After the sun was fully down she slowed the horse to a walk. The plains were giving way to badlands. Rocks of various sizes thrust up through the dead grass, some knee high, others twenty feet high. If she were better rested and had daylight enough to not risk Freedom’s legs, she would keep riding to put as much distance as possible between her and Blondie. But Blondie would have to stop for the night, too. She needed a good place to camp, somewhere sheltered and hidden, where she could get a little rest. Without rest she’d never be sharp enough to get away from Blondie.

This place here, between a tall rock and a jumble of smaller rocks, was a good place to hide. She dismounted and loosened the saddle girth. Every movement was an effort. She leaned against her horse’s side.

“I don’t know what I’m doing here, Freedom,” she whispered to the gelding. “Why’s he following us? What if Blondie found our tracks and only wants to help?” Yeah, right. And there was a Super Walmart over the next hill, too. She straightened with a groan and dug through the sadly empty saddlebag for a crumb of bread. Any little crumb at all would be welcome. There was none. Tami made herself close the bag. “Maybe he wants to find me because I’m a woman and he’s a man ‘with needs,’ like those assholes in Greasy Butte.” Cold sliced through her like a knife at that thought. “Or maybe those guys back in Greasy Butte sent him to find me.”

Would they have done that? Tami wrapped one of the blankets around her shoulders and the other over her lap, and wedged herself into a crevice between two rocks to doze. She drifted off in spite of the little rock digging itself into her hip, thinking of roast turkey and stuffing.

Maybe that was why she woke smelling meat roasting over an open fire? It took a few seconds for Tami to realize the scent was real. A night breeze was wafting it right into her face. Mouthwatering. Tremor inducing. She shouldn’t move. Blondie had probably set up camp and built a fire to cook his supper. How unfair was that? She should not go and scope his camp out. If he had trailed her over thirty miles of empty country, then he knew what he was doing. Why would he have a fire unless he was using it to lure her out? She should either stay put, get some rest, and then head away from him when he settled down to sleep, or get the hell out of Dodge right now. Yeah. So why was she leaving her hidey hole and creeping toward the smell of cooking meat?

Well, because she was starving. It had been a day and a half since she’d eaten, and for a week before that she had eaten only bread, dried fruit, and a rabbit she’d caught in a snare. He had certainly picked a fine way to trap her.

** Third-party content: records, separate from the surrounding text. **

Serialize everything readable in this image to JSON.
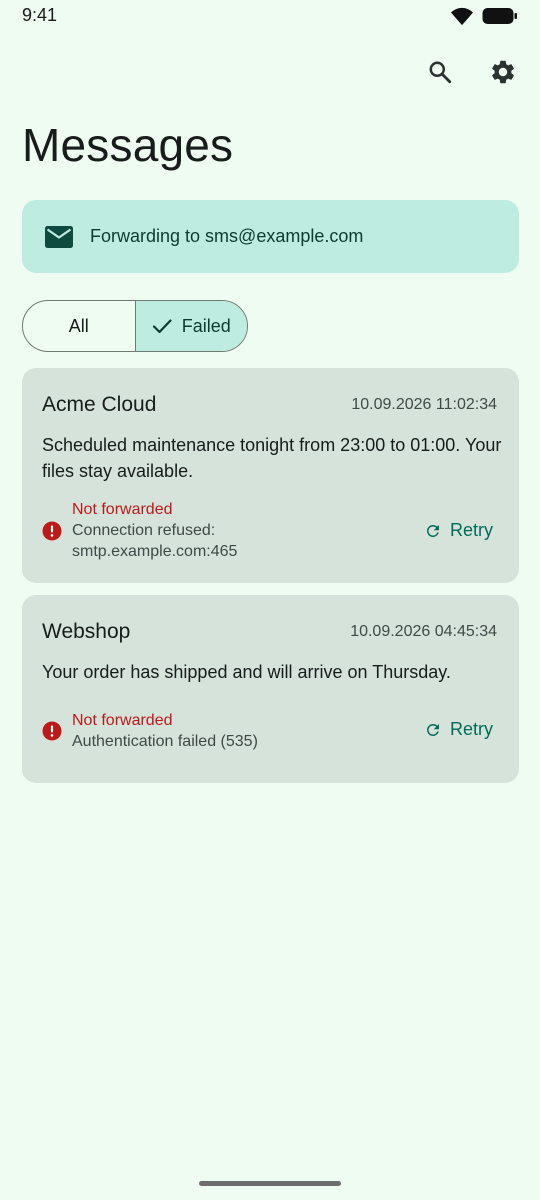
{
  "status_bar": {
    "time": "9:41"
  },
  "header": {
    "title": "Messages",
    "search_icon": "search-icon",
    "settings_icon": "gear-icon"
  },
  "banner": {
    "icon": "mail-icon",
    "text": "Forwarding to sms@example.com"
  },
  "filter": {
    "options": [
      {
        "label": "All",
        "selected": false
      },
      {
        "label": "Failed",
        "selected": true
      }
    ]
  },
  "messages": [
    {
      "sender": "Acme Cloud",
      "timestamp": "10.09.2026 11:02:34",
      "body": "Scheduled maintenance tonight from 23:00 to 01:00. Your files stay available.",
      "status_title": "Not forwarded",
      "status_detail": "Connection refused: smtp.example.com:465",
      "action_label": "Retry"
    },
    {
      "sender": "Webshop",
      "timestamp": "10.09.2026 04:45:34",
      "body": "Your order has shipped and will arrive on Thursday.",
      "status_title": "Not forwarded",
      "status_detail": "Authentication failed (535)",
      "action_label": "Retry"
    }
  ],
  "colors": {
    "background": "#eefcf1",
    "banner": "#bfece0",
    "card": "#d6e3db",
    "error": "#ba1a1a",
    "accent": "#006b58"
  }
}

She crept noiselessly until she was only yards from the edge of his camp. The fire was very low, hardly more than coals, with a blob of something that smelled heavenly hanging close above it. Aside from the fire there was nothing obvious to indicate it was a camp. Tami looked around carefully. The horse was barely visible past the fire. Blondie’s gear must be tucked away out of sight. She saw no sign of even a saddlebag. But Blondie was nowhere to be seen. She waited. If he were off taking a piss he’d be back any time. Minutes crawled by. Nothing. This was a trap. It had to be a trap. But how she wanted that meat!

In a burst of either steel nerves or utter idiocy, she skimmed into the camp, grabbed the half-cooked bird and skimmed back out. The bird was hot enough to burn her fingers, but she didn’t care. With every step she expected the guy with the blond braids to tackle her, but she made it back to Freedom, tightened the girth and mounted, juggling the bird all the while. She let the horse walk quietly, to avoid alerting Blondie, while she tore into the bird. It was tough, gamy, and half raw. It tasted like heaven. A month ago the idea of eating it would have turned her stomach. Right now it was the best meal she could ever remember eating. Blondie might catch her, but at least she’d have something in her stomach when he did.